Does color affect the high?

Some people find that black strains tend to be extremely psychedelic and laden with THC. However, the color of the plant may not contribute directly to the potency. Rather, certain strains with black phenotypes may have been selectively bred to also produce high amounts of THC.

Indica plants, for example, tend to turn purple more easily and are also thought to naturally produce higher amounts of THC.

While color may or may not affect the overall consumption experience, anthocyanins do have a wide range of health benefits. You’ve probably heard the expression “eat the rainbow”.

Well, we have anthocyanins to thank for the reds, purples, and blues in the food color spectrum.

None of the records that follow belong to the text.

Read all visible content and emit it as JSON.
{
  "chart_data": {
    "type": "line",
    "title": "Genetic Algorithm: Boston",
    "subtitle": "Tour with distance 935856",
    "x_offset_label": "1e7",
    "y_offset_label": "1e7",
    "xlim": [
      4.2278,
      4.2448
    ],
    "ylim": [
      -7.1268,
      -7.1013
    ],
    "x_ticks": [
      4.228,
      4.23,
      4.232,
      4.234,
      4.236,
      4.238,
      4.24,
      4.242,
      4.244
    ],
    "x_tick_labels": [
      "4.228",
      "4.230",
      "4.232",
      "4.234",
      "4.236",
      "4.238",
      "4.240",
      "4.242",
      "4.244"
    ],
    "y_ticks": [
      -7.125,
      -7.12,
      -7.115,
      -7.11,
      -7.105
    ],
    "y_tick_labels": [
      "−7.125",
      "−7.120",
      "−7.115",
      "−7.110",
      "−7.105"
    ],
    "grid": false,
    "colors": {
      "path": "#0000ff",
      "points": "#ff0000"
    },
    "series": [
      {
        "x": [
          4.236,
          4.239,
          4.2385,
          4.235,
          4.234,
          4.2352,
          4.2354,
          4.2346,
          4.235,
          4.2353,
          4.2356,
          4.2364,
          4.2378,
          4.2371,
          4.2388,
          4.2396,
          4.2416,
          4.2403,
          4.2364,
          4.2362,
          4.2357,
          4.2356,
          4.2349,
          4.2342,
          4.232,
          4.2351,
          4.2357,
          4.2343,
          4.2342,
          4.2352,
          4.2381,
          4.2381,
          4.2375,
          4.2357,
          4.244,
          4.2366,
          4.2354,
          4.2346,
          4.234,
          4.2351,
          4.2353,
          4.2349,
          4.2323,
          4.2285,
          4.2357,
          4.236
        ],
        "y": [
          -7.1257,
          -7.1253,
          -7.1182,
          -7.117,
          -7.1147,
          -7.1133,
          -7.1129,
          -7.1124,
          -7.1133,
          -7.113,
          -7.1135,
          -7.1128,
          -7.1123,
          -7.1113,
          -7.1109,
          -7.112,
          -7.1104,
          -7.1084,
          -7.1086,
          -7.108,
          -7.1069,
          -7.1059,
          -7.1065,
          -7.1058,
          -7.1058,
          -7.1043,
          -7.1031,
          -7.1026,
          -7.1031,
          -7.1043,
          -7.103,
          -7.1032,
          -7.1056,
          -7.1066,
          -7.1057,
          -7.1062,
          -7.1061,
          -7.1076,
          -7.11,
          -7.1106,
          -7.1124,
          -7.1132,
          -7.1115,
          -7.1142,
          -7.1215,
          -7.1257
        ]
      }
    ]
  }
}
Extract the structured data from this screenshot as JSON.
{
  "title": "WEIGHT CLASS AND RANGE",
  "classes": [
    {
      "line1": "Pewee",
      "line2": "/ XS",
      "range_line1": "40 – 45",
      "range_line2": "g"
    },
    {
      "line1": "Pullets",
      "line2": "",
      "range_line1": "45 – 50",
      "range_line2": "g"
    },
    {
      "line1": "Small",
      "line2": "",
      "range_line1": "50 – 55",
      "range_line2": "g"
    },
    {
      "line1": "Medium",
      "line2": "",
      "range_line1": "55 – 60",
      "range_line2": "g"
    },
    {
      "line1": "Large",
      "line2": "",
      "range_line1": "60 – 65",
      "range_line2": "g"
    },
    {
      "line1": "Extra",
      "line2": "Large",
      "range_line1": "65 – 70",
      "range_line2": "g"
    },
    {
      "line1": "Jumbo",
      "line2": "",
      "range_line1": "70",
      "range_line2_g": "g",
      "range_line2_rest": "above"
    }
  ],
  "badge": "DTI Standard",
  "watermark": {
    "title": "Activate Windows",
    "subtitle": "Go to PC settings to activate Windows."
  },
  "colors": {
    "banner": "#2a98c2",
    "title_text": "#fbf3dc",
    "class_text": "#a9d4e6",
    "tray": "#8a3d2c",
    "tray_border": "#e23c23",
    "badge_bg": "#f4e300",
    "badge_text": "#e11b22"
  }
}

In humans, anthocyanins have the following benefits:

Protection against cardiovascular disease


Protects against cancer

Memory enhancement


Immune regulation


Black cannabis strains

The following strains are known to express black characteristics:

The Black

Vietnamese Black

Black Domina

Black Diesel

Black Widow

Black Jack

Black Mamba

So, looking to create black cannabis? Start with a strain known to produce black phenotypes. Put it under intense light and keep the growing environment nice and cool. Make sure your pH is closer to neutral while still in the optimal pH for cannabis cultivation. Do not overwater.

To keep the black going, avoid hybridization with a non-black strain. Your plants will likely begin to express their color during flowering as the herb ages.

Black cannabis varieties are still relatively rare and, I think, largely unexplored as a selling point in the production and distribution of cannabis as a whole. This is most likely due to the many years of it being banned in the majority of countries across the world. With the increasing number of legalizations of cannabis, there is a growing market for variety of colors and intensities eagerly waiting to be explored. This is a plant with great potential for variation, maybe as much as brassicas. This is also a plant with great potential as a healing aid and health supplement and of all the strains out there, no variety has greater potential than black cannabis.